Surface PEG Models and COMIRNATY mRNA Lipid Nanoparticle Composition. (A) two primary models of surface PEG conformation: mushroom and brush-like. (B) COMIRNATY lipid nanoparticle composition.

Figure 2

Surface Characterization of Intact mRNA-LNPs by 1D ¹H NMR. (A) top spectrum: intact mRNA-LNPs in aqueous phosphate buffer; Bottom four spectra: individual lipids: ALC-0315 (aqueous, PBS), ALC-0159 (aqueous, PBS), cholesterol (chloroform), and DSPC (chloroform).

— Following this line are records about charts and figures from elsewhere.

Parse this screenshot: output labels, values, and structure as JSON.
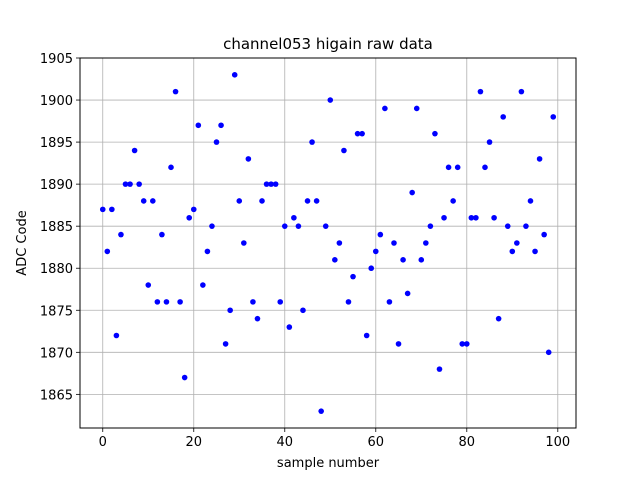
{
  "chart_data": {
    "type": "scatter",
    "title": "channel053 higain raw data",
    "xlabel": "sample number",
    "ylabel": "ADC Code",
    "xlim": [
      -5,
      104
    ],
    "ylim": [
      1861,
      1905
    ],
    "xticks": [
      0,
      20,
      40,
      60,
      80,
      100
    ],
    "yticks": [
      1865,
      1870,
      1875,
      1880,
      1885,
      1890,
      1895,
      1900,
      1905
    ],
    "grid": true,
    "marker_color": "#0000ff",
    "x": [
      0,
      1,
      2,
      3,
      4,
      5,
      6,
      7,
      8,
      9,
      10,
      11,
      12,
      13,
      14,
      15,
      16,
      17,
      18,
      19,
      20,
      21,
      22,
      23,
      24,
      25,
      26,
      27,
      28,
      29,
      30,
      31,
      32,
      33,
      34,
      35,
      36,
      37,
      38,
      39,
      40,
      41,
      42,
      43,
      44,
      45,
      46,
      47,
      48,
      49,
      50,
      51,
      52,
      53,
      54,
      55,
      56,
      57,
      58,
      59,
      60,
      61,
      62,
      63,
      64,
      65,
      66,
      67,
      68,
      69,
      70,
      71,
      72,
      73,
      74,
      75,
      76,
      77,
      78,
      79,
      80,
      81,
      82,
      83,
      84,
      85,
      86,
      87,
      88,
      89,
      90,
      91,
      92,
      93,
      94,
      95,
      96,
      97,
      98,
      99
    ],
    "y": [
      1887,
      1882,
      1887,
      1872,
      1884,
      1890,
      1890,
      1894,
      1890,
      1888,
      1878,
      1888,
      1876,
      1884,
      1876,
      1892,
      1901,
      1876,
      1867,
      1886,
      1887,
      1897,
      1878,
      1882,
      1885,
      1895,
      1897,
      1871,
      1875,
      1903,
      1888,
      1883,
      1893,
      1876,
      1874,
      1888,
      1890,
      1890,
      1890,
      1876,
      1885,
      1873,
      1886,
      1885,
      1875,
      1888,
      1895,
      1888,
      1863,
      1885,
      1900,
      1881,
      1883,
      1894,
      1876,
      1879,
      1896,
      1896,
      1872,
      1880,
      1882,
      1884,
      1899,
      1876,
      1883,
      1871,
      1881,
      1877,
      1889,
      1899,
      1881,
      1883,
      1885,
      1896,
      1868,
      1886,
      1892,
      1888,
      1892,
      1871,
      1871,
      1886,
      1886,
      1901,
      1892,
      1895,
      1886,
      1874,
      1898,
      1885,
      1882,
      1883,
      1901,
      1885,
      1888,
      1882,
      1893,
      1884,
      1870,
      1898
    ]
  }
}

Proton signals in the mRNA-LNP spectrum were labeled in green for ALC-0159, and in black for ALC-0315; overlapped signals from both lipids were labeled in purple. (B) the detected surface protons were annotated in the molecular structures of ALC-0159 and ALC-0315. Spectra are not at equivalent scale with the lipid concentration.

Figure 3

1D ¹H NMR Spectra of mRNA-LNPs in PBS and a 2% Formulation (post-dilution with PBS). (A) top spectrum: the formulation buffer control; Middle two spectra: LNP sample in 2% formulation buffer with and without PGSTE; Bottom spectrum: the dialyzed LNP sample in PBS (bottom). (B) a schematic illustrating excipient (pink spheres) signals in formulated drug products are suppressed by T₂ filters used in PGSTE. (C) the expansion of spectra in panel A.

Figure 4

Surface Structural Characterization of Aged LNP by Diffusion 1D ¹H NMR and cryo-EM. (A) 1D ¹H NMR of two representative mRNA-LNP lots (stored at −80 °C) and one aged mRNA-LNP sample (−20 °C for 3 months). The increased intensity at ALC-0159 (PEG-CH₂-) peak at 3.8 ppm (bold label) is determined as the methylene with conformation variance that is not identical to that in the intact LNP. (B), (C) cryo-EM images of a representative mRNA-LNP and the aged LNP sample.